Submitted by electrictoothsyndrome (user info) at 2005-07-20 12:35:29 EDT (#)
Ranking: 0
"If you listened close you could almost hear his retarded cries of "WOO! HORN! YAY! *clap clap clap*" on the wind."
--------------------
No, that was just me lying there pretending to drive a train under my breath. :$
Submitted by PokeyPecker (user info) at 2005-07-20 12:33:42 EDT (#)
Ranking: 2
It's interesting for me, as an American, to read this from a young foriegn perspective, too.
I swear to God, the way you describe it, it's absolutly stunning to me that America is a "SuperPower."
More like "Super-Trashy."
If I ever get the opportunity to visit England, I'll do the same thing.
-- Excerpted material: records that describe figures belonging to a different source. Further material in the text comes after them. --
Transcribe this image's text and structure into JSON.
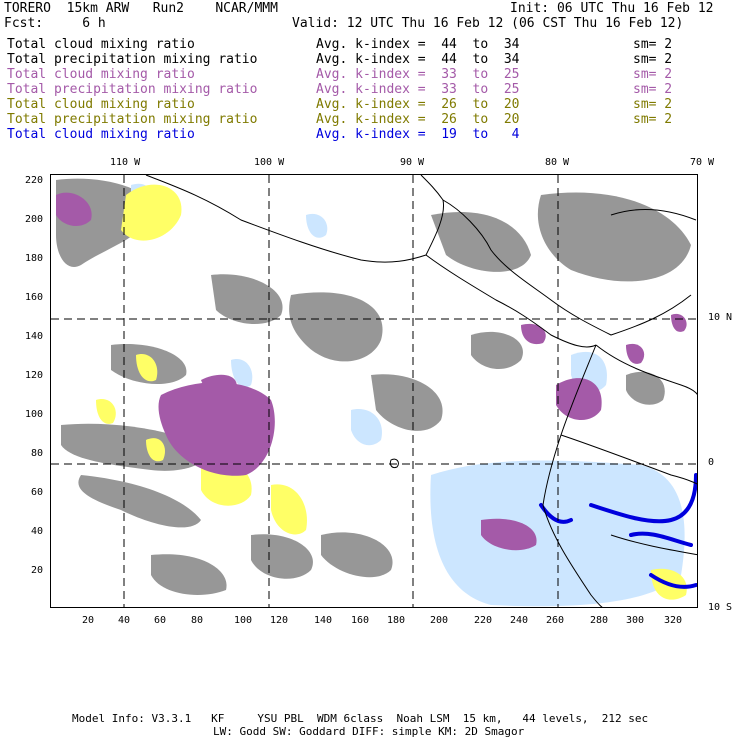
{
  "header": {
    "line1_left": "TORERO  15km ARW   Run2    NCAR/MMM",
    "line1_right": "Init: 06 UTC Thu 16 Feb 12",
    "line2_left": "Fcst:     6 h",
    "line2_right": "Valid: 12 UTC Thu 16 Feb 12 (06 CST Thu 16 Feb 12)"
  },
  "legend": [
    {
      "field": "Total cloud mixing ratio",
      "range": "Avg. k-index =  44  to  34",
      "sm": "sm= 2",
      "color": "#000000"
    },
    {
      "field": "Total precipitation mixing ratio",
      "range": "Avg. k-index =  44  to  34",
      "sm": "sm= 2",
      "color": "#000000"
    },
    {
      "field": "Total cloud mixing ratio",
      "range": "Avg. k-index =  33  to  25",
      "sm": "sm= 2",
      "color": "#a45aa8"
    },
    {
      "field": "Total precipitation mixing ratio",
      "range": "Avg. k-index =  33  to  25",
      "sm": "sm= 2",
      "color": "#a45aa8"
    },
    {
      "field": "Total cloud mixing ratio",
      "range": "Avg. k-index =  26  to  20",
      "sm": "sm= 2",
      "color": "#7f7a00"
    },
    {
      "field": "Total precipitation mixing ratio",
      "range": "Avg. k-index =  26  to  20",
      "sm": "sm= 2",
      "color": "#7f7a00"
    },
    {
      "field": "Total cloud mixing ratio",
      "range": "Avg. k-index =  19  to   4",
      "sm": "",
      "color": "#0000dd"
    }
  ],
  "map": {
    "lon_labels": [
      "110 W",
      "100 W",
      "90 W",
      "80 W",
      "70 W"
    ],
    "lat_labels": [
      "10 N",
      "0",
      "10 S"
    ],
    "y_ticks": [
      "220",
      "200",
      "180",
      "160",
      "140",
      "120",
      "100",
      "80",
      "60",
      "40",
      "20"
    ],
    "x_ticks": [
      "20",
      "40",
      "60",
      "80",
      "100",
      "120",
      "140",
      "160",
      "180",
      "200",
      "220",
      "240",
      "260",
      "280",
      "300",
      "320"
    ],
    "colors": {
      "gray": "#8c8c8c",
      "purple": "#a45aa8",
      "yellow": "#ffff66",
      "lightblue": "#cce6ff",
      "blue": "#0000dd"
    }
  },
  "footer": {
    "line1": "Model Info: V3.3.1   KF     YSU PBL  WDM 6class  Noah LSM  15 km,   44 levels,  212 sec",
    "line2": "LW: Godd SW: Goddard DIFF: simple KM: 2D Smagor"
  }
}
But I won't call it "Balls Deep In Enemy Territory."
No, I think I'll title it something like....
"Knee-Deep in the Queen's Nancy."
Yeah.....
Submitted by hairycoo (user info) at 2005-07-20 12:30:14 EDT (#)
Ranking: 2
this was really funny
Submitted by Caulaincourt (user info) at 2005-07-20 12:29:32 EDT (#)
Ranking: 2
My brother worked in a huge hotel. He used to tell me that British tourists always complain.
Good post still.
Submitted by spamtrap50 (user info) at 2005-07-20 12:19:34 EDT (#)
Ranking: 2
I live in KC, and you're dead on.
Submitted by Davros (user info) at 2005-07-20 12:17:46 EDT (#)
Ranking: 2
First review.
Have another.
-Dave
Submitted by Davros (user info) at 2005-07-20 12:17:08 EDT (#)
Ranking: 2
You know. I am really loving this.
A brit's perspective on the US.
I envy you for the road trip, something I would love to do.
Even through the Redneck/Shitkicker states.